Однако первую серию таких свидетельств дает постановка «Электры» в Лондоне, куда, выполняя свое обещание, взял Бар-Мильденбург Рихард Штраус (а было бы странно, если бы композитор рискнул на зарубежную премьеру своего произведения предложить безголосую певицу, как бы прекрасно ни решала она драматическую часть роли). Премьера в Лондоне состоялась уже в феврале 1910 года, затем спектакли с Бар-Мильденбург прошли в октябре того же года, в 1912 и 1913 годах. В Лондоне отчет о ее драматической игре шел скорее под знаком известной в этом случае формулы: «…Она не только прекрасная певица, но и великая трагическая актриса» (как это выразил рецензент газеты Graphic (26.02.1910. Цит. по: Anna Bahr-Mildenburg 1911: 69). «Огромная шкала и сила ее голоса позволили ей донести каждый нюанс экспрессии», – писала газета Daily Telegraph (05.10.1910. Цит. по: Ibid.: 68). В описании общего впечатления от игры Мильденбург британские критики охотно прибегали к образам «декаданса» или даже более конкретно: «ужасным и фатальным героям Обри Бердслея» (Lady. 24.02.1910. Цит. по: Ibid.). Как и в Вене, не раз появлялась метафора «преследующего видения»: с одной стороны, саму Клитемнестру преследуют образы прошлого, с другой – она сама похожа на призрак, а ее образ долго будет преследовать зрителей после увиденного спектакля. Пусть даже часть критиков писала такие слова, отдавая дань моде, все же они отражают регистр, в котором воспринималась эта роль: акцент делается на работу воспоминания, на груз прошлого.
Роль или призрак роли?
Тут стоит поставить вопрос: насколько исполнение Бар-Мильденбург могло меняться с годами? Знаменитые фотографии Виктора Ангерера сделаны уже в 1909 году (Клитемнестра, словно ложащаяся на жезл, который держит перед собой двумя руками; Клитемнестра с жезлом в левой руке судорожно отводит правую назад, как бы в испуге; Клитемнестра правой рукой опирается на стол, в то время как все ее тело, словно в ужасе, откидывается назад, изгибаясь в дугу, продолжением которой является вскинутая вверх левая рука…).

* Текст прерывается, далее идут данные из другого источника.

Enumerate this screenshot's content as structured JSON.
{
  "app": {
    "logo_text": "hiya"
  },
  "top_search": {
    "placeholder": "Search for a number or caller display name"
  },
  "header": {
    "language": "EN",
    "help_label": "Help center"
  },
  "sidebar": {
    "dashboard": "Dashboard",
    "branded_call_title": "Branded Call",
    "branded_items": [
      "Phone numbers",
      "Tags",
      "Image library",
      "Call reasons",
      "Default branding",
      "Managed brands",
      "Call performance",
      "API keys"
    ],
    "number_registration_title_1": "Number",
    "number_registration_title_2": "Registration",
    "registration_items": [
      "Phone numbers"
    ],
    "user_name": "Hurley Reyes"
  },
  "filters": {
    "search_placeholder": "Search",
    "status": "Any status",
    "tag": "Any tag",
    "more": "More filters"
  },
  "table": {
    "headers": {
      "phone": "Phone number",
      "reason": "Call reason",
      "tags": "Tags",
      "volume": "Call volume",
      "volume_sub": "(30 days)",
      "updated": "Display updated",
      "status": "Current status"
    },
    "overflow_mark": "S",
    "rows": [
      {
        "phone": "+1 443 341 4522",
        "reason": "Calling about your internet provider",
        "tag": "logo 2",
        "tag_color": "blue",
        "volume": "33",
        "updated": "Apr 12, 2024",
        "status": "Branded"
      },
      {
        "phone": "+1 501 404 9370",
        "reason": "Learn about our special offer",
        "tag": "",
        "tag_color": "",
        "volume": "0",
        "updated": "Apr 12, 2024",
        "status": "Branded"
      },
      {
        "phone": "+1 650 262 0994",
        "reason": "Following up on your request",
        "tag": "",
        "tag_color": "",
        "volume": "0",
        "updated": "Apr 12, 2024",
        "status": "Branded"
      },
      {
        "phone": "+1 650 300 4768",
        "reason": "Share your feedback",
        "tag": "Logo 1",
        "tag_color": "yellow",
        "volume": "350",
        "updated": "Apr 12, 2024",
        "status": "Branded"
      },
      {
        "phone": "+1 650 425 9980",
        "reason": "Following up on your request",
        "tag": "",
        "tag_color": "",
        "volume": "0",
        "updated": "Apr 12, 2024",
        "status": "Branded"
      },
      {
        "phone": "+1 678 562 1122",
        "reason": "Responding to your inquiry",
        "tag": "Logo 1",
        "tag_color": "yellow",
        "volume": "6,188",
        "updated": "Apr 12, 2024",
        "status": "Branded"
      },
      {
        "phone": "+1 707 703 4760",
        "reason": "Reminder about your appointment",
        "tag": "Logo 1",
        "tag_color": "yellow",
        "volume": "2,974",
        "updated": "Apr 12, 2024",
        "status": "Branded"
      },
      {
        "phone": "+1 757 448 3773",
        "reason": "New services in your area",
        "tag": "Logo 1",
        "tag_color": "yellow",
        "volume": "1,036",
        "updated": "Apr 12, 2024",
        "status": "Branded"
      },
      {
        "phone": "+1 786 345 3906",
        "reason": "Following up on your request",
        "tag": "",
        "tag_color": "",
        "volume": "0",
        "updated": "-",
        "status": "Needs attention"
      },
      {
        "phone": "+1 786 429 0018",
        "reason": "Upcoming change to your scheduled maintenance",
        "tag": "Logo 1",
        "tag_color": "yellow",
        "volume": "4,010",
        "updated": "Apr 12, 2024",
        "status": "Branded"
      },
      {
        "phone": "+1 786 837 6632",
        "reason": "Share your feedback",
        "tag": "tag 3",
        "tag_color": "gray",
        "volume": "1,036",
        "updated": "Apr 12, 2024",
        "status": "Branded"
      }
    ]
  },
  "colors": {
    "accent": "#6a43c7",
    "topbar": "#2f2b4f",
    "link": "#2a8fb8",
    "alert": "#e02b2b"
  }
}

На всех фотографиях хорошо виден увешанный драгоценностями костюм, «груз бриллиантов», как сказал один из критиков (Times. 21.01.1910. Цит. по: Ibid.: 67), словно скованные браслетами руки. Эти портреты, сделанные в студии, безусловно, статичны, особенно первый из перечисленных – получивший, пожалуй, самую большую известность.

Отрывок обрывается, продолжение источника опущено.